All of us who have experienced 2020 have shared a year which has been traumatic for many. Practicing “how Jolene cares” is a project of acknowledging these individual traumas in our ongoing encounters with those who carry them as burdens. And it is a project of searching for ways to give practical, basic-needs-oriented care—not in the triage-inflected levelling-down of care to the barest necessities that characterised so many rushes to lockdown in 2020, but with attention to the other’s needs-within-their-healing-process that, for many of us who have wrestled with either grief or trauma (are they always distinct things?), is the ground out of which trust might be nurtured and grown and is the first nascent re-connection to a world that has been so wounding. If sustained practice of this care model also teaches us to see how much care we are receiving from others every day, all the time, it has the potential to be radically transformative—in exactly the way that Fanon and Wynter’s decolonisation theories urge.
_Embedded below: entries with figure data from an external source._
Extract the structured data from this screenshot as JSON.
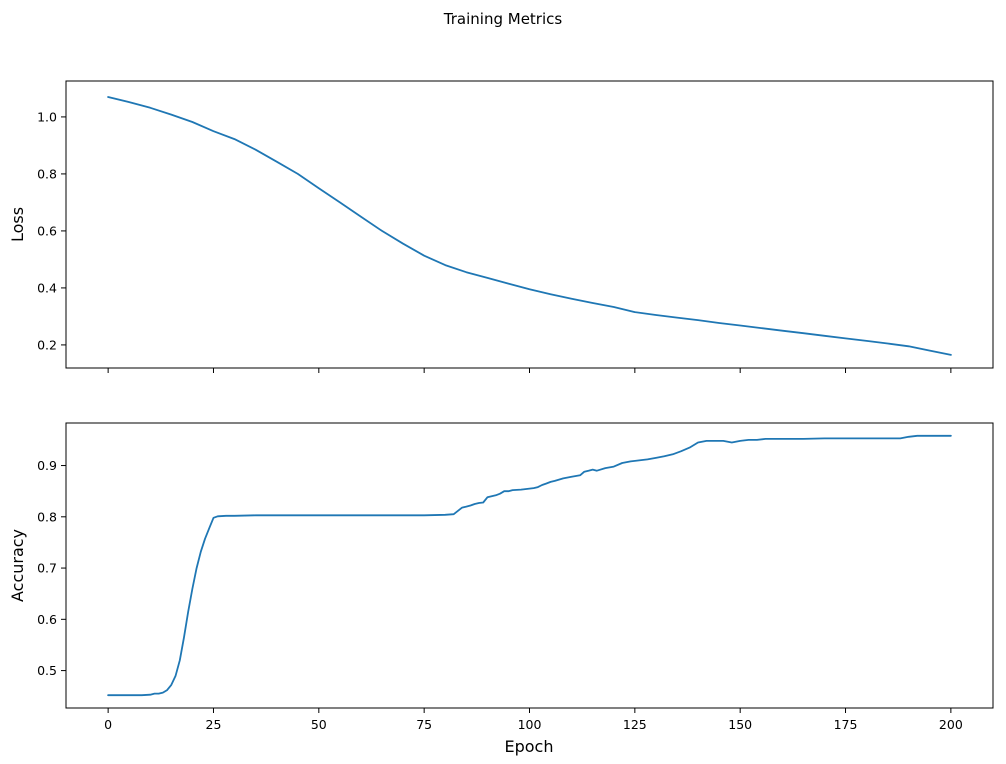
{
  "figure": {
    "title": "Training Metrics",
    "background": "#ffffff",
    "line_color": "#1f77b4"
  },
  "chart_data": [
    {
      "type": "line",
      "title": "",
      "xlabel": "",
      "ylabel": "Loss",
      "xlim": [
        -10,
        210
      ],
      "ylim": [
        0.119,
        1.126
      ],
      "xticks": [
        0,
        25,
        50,
        75,
        100,
        125,
        150,
        175,
        200
      ],
      "yticks": [
        0.2,
        0.4,
        0.6,
        0.8,
        1.0
      ],
      "show_xticklabels": false,
      "grid": false,
      "legend": "none",
      "series": [
        {
          "name": "loss",
          "x": [
            0,
            5,
            10,
            15,
            20,
            25,
            30,
            35,
            40,
            45,
            50,
            55,
            60,
            65,
            70,
            75,
            80,
            85,
            90,
            95,
            100,
            105,
            110,
            115,
            120,
            125,
            130,
            135,
            140,
            145,
            150,
            155,
            160,
            165,
            170,
            175,
            180,
            185,
            190,
            195,
            200
          ],
          "y": [
            1.07,
            1.052,
            1.032,
            1.008,
            0.982,
            0.95,
            0.922,
            0.885,
            0.843,
            0.8,
            0.75,
            0.7,
            0.65,
            0.6,
            0.555,
            0.513,
            0.48,
            0.455,
            0.435,
            0.415,
            0.395,
            0.378,
            0.362,
            0.347,
            0.333,
            0.315,
            0.305,
            0.296,
            0.287,
            0.277,
            0.268,
            0.259,
            0.25,
            0.241,
            0.232,
            0.223,
            0.214,
            0.205,
            0.195,
            0.18,
            0.165
          ]
        }
      ]
    },
    {
      "type": "line",
      "title": "",
      "xlabel": "Epoch",
      "ylabel": "Accuracy",
      "xlim": [
        -10,
        210
      ],
      "ylim": [
        0.427,
        0.983
      ],
      "xticks": [
        0,
        25,
        50,
        75,
        100,
        125,
        150,
        175,
        200
      ],
      "yticks": [
        0.5,
        0.6,
        0.7,
        0.8,
        0.9
      ],
      "show_xticklabels": true,
      "grid": false,
      "legend": "none",
      "series": [
        {
          "name": "accuracy",
          "x": [
            0,
            2,
            4,
            6,
            8,
            10,
            11,
            12,
            13,
            14,
            15,
            16,
            17,
            18,
            19,
            20,
            21,
            22,
            23,
            24,
            25,
            26,
            28,
            30,
            35,
            40,
            45,
            50,
            55,
            60,
            65,
            70,
            75,
            80,
            82,
            84,
            85,
            86,
            87,
            88,
            89,
            90,
            91,
            92,
            93,
            94,
            95,
            96,
            98,
            100,
            101,
            102,
            103,
            104,
            105,
            106,
            108,
            110,
            112,
            113,
            114,
            115,
            116,
            118,
            120,
            122,
            124,
            126,
            128,
            130,
            132,
            134,
            136,
            138,
            140,
            142,
            144,
            146,
            148,
            150,
            152,
            154,
            156,
            158,
            160,
            165,
            170,
            175,
            180,
            185,
            188,
            190,
            192,
            195,
            200
          ],
          "y": [
            0.452,
            0.452,
            0.452,
            0.452,
            0.452,
            0.453,
            0.455,
            0.455,
            0.457,
            0.462,
            0.472,
            0.49,
            0.52,
            0.565,
            0.615,
            0.66,
            0.7,
            0.732,
            0.757,
            0.778,
            0.798,
            0.801,
            0.802,
            0.802,
            0.803,
            0.803,
            0.803,
            0.803,
            0.803,
            0.803,
            0.803,
            0.803,
            0.803,
            0.804,
            0.805,
            0.818,
            0.82,
            0.822,
            0.825,
            0.827,
            0.828,
            0.838,
            0.84,
            0.842,
            0.845,
            0.85,
            0.85,
            0.852,
            0.853,
            0.855,
            0.856,
            0.858,
            0.862,
            0.865,
            0.868,
            0.87,
            0.875,
            0.878,
            0.881,
            0.888,
            0.89,
            0.892,
            0.89,
            0.895,
            0.898,
            0.905,
            0.908,
            0.91,
            0.912,
            0.915,
            0.918,
            0.922,
            0.928,
            0.935,
            0.945,
            0.948,
            0.948,
            0.948,
            0.945,
            0.948,
            0.95,
            0.95,
            0.952,
            0.952,
            0.952,
            0.952,
            0.953,
            0.953,
            0.953,
            0.953,
            0.953,
            0.956,
            0.958,
            0.958,
            0.958
          ]
        }
      ]
    }
  ]
}
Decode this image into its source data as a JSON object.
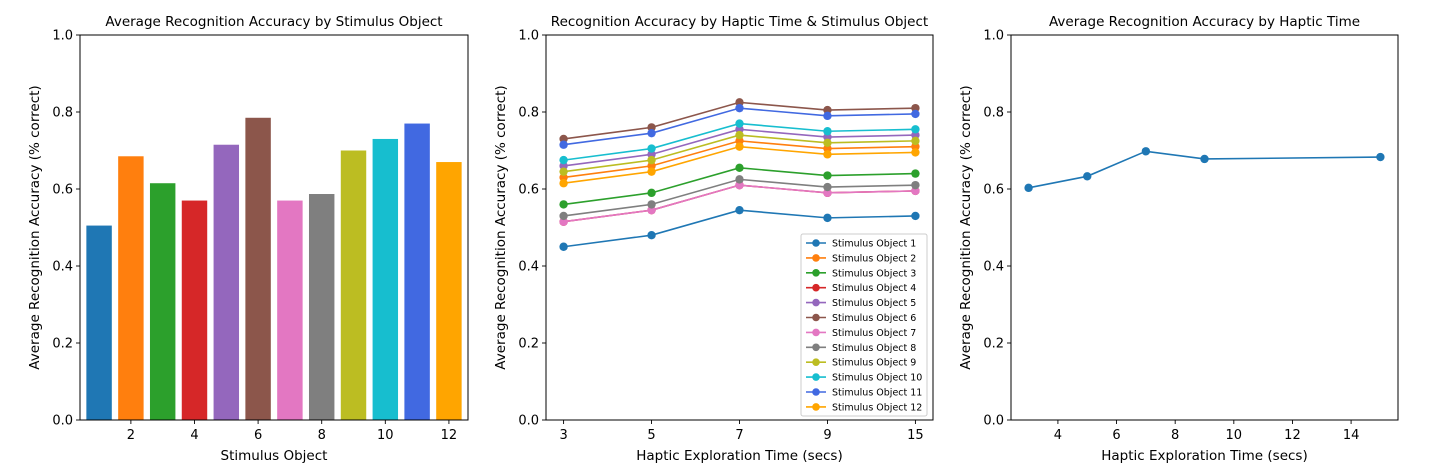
{
  "chart_data": [
    {
      "type": "bar",
      "title": "Average Recognition Accuracy by Stimulus Object",
      "xlabel": "Stimulus Object",
      "ylabel": "Average Recognition Accuracy (% correct)",
      "categories": [
        1,
        2,
        3,
        4,
        5,
        6,
        7,
        8,
        9,
        10,
        11,
        12
      ],
      "values": [
        0.505,
        0.685,
        0.615,
        0.57,
        0.715,
        0.785,
        0.57,
        0.587,
        0.7,
        0.73,
        0.77,
        0.67
      ],
      "colors": [
        "#1f77b4",
        "#ff7f0e",
        "#2ca02c",
        "#d62728",
        "#9467bd",
        "#8c564b",
        "#e377c2",
        "#7f7f7f",
        "#bcbd22",
        "#17becf",
        "#4169e1",
        "#ffa500"
      ],
      "xticks": [
        "2",
        "4",
        "6",
        "8",
        "10",
        "12"
      ],
      "yticks": [
        "0.0",
        "0.2",
        "0.4",
        "0.6",
        "0.8",
        "1.0"
      ],
      "ylim": [
        0,
        1.0
      ],
      "grid": false
    },
    {
      "type": "line",
      "title": "Recognition Accuracy by Haptic Time & Stimulus Object",
      "xlabel": "Haptic Exploration Time (secs)",
      "ylabel": "Average Recognition Accuracy (% correct)",
      "x": [
        "3",
        "5",
        "7",
        "9",
        "15"
      ],
      "xticks": [
        "3",
        "5",
        "7",
        "9",
        "15"
      ],
      "yticks": [
        "0.0",
        "0.2",
        "0.4",
        "0.6",
        "0.8",
        "1.0"
      ],
      "ylim": [
        0,
        1.0
      ],
      "legend_position": "lower-right",
      "grid": false,
      "series": [
        {
          "name": "Stimulus Object 1",
          "color": "#1f77b4",
          "values": [
            0.45,
            0.48,
            0.545,
            0.525,
            0.53
          ]
        },
        {
          "name": "Stimulus Object 2",
          "color": "#ff7f0e",
          "values": [
            0.63,
            0.66,
            0.725,
            0.705,
            0.71
          ]
        },
        {
          "name": "Stimulus Object 3",
          "color": "#2ca02c",
          "values": [
            0.56,
            0.59,
            0.655,
            0.635,
            0.64
          ]
        },
        {
          "name": "Stimulus Object 4",
          "color": "#d62728",
          "values": [
            0.515,
            0.545,
            0.61,
            0.59,
            0.595
          ]
        },
        {
          "name": "Stimulus Object 5",
          "color": "#9467bd",
          "values": [
            0.66,
            0.69,
            0.755,
            0.735,
            0.74
          ]
        },
        {
          "name": "Stimulus Object 6",
          "color": "#8c564b",
          "values": [
            0.73,
            0.76,
            0.825,
            0.805,
            0.81
          ]
        },
        {
          "name": "Stimulus Object 7",
          "color": "#e377c2",
          "values": [
            0.515,
            0.545,
            0.61,
            0.59,
            0.595
          ]
        },
        {
          "name": "Stimulus Object 8",
          "color": "#7f7f7f",
          "values": [
            0.53,
            0.56,
            0.625,
            0.605,
            0.61
          ]
        },
        {
          "name": "Stimulus Object 9",
          "color": "#bcbd22",
          "values": [
            0.645,
            0.675,
            0.74,
            0.72,
            0.725
          ]
        },
        {
          "name": "Stimulus Object 10",
          "color": "#17becf",
          "values": [
            0.675,
            0.705,
            0.77,
            0.75,
            0.755
          ]
        },
        {
          "name": "Stimulus Object 11",
          "color": "#4169e1",
          "values": [
            0.715,
            0.745,
            0.81,
            0.79,
            0.795
          ]
        },
        {
          "name": "Stimulus Object 12",
          "color": "#ffa500",
          "values": [
            0.615,
            0.645,
            0.71,
            0.69,
            0.695
          ]
        }
      ]
    },
    {
      "type": "line",
      "title": "Average Recognition Accuracy by Haptic Time",
      "xlabel": "Haptic Exploration Time (secs)",
      "ylabel": "Average Recognition Accuracy (% correct)",
      "x": [
        3,
        5,
        7,
        9,
        15
      ],
      "xticks": [
        "4",
        "6",
        "8",
        "10",
        "12",
        "14"
      ],
      "yticks": [
        "0.0",
        "0.2",
        "0.4",
        "0.6",
        "0.8",
        "1.0"
      ],
      "xlim": [
        2.4,
        15.6
      ],
      "ylim": [
        0,
        1.0
      ],
      "grid": false,
      "series": [
        {
          "color": "#1f77b4",
          "values": [
            0.603,
            0.633,
            0.698,
            0.678,
            0.683
          ]
        }
      ]
    }
  ]
}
At the very end of 2019, I wrote a piece about Haiti in which I offered an extended digression on a New Year’s Day tradition that builds and celebrates solidarity (January 1 is also celebrated as Haiti’s independence day, the anniversary of its decolonising declaration of itself as a free black nation). This tradition, the making and sharing of a gourd-based soup known as joumou, is a ritualised act of care through food, intended to inspire Haitians to re-dedicate themselves to each other in the coming year, and to build upon the promise of human dignity that was the Haitian Revolution. In that piece, I urged readers of The Elephant to honour the spirit of Haiti’s New Year’s Day tradition, and to recognise the role that Haiti’s revolution has played in creating a world that slowly—incrementally, but undeniably—is becoming less hostile towards blackness. Returning to my discussion of joumou with 2020 behind us, I want to bring to the fore the idea of food as love—something I think I elided in my earlier discussion of food as political symbol.

Many years ago, as a much younger woman, I waitressed in restaurants. I hated being treated like a servant by restaurant patrons, but there were many aspects of that work that I enjoyed and that have stayed with me over the years as behavioural habits. The thing I loved the most about waitressing was being able to bring someone a steaming plate of hot food on a cold day. (This was when I lived in Canada; there were many cold days.) That act of giving one person something they need to sustain their life and well-being was always a deep pleasure for me, because it always made me feel deeply connected to all my fellow human beings. This, I think, is the essence of what is being ritualised in the Haitian tradition of sharing joumou on the first day of the new year. Giving care—giving love, giving what is needed to sustain life—and receiving it can, at its most powerful, form connections among the people in a particular care-interaction that can also weave them all together into a larger community.

When I first discussed the idea for this article with my editor at The Elephant, his judgement was that he too thought “we should end the year with some empathy.” It took a long time to pull together my thoughts—so long that I rendered an end-of-year wish for empathy outdated. What I now offer readers instead is my profound hope that we can begin 2021 with empathy enough to make the new year one in which each of us is empowered by the care that we receive, and by the care that we give.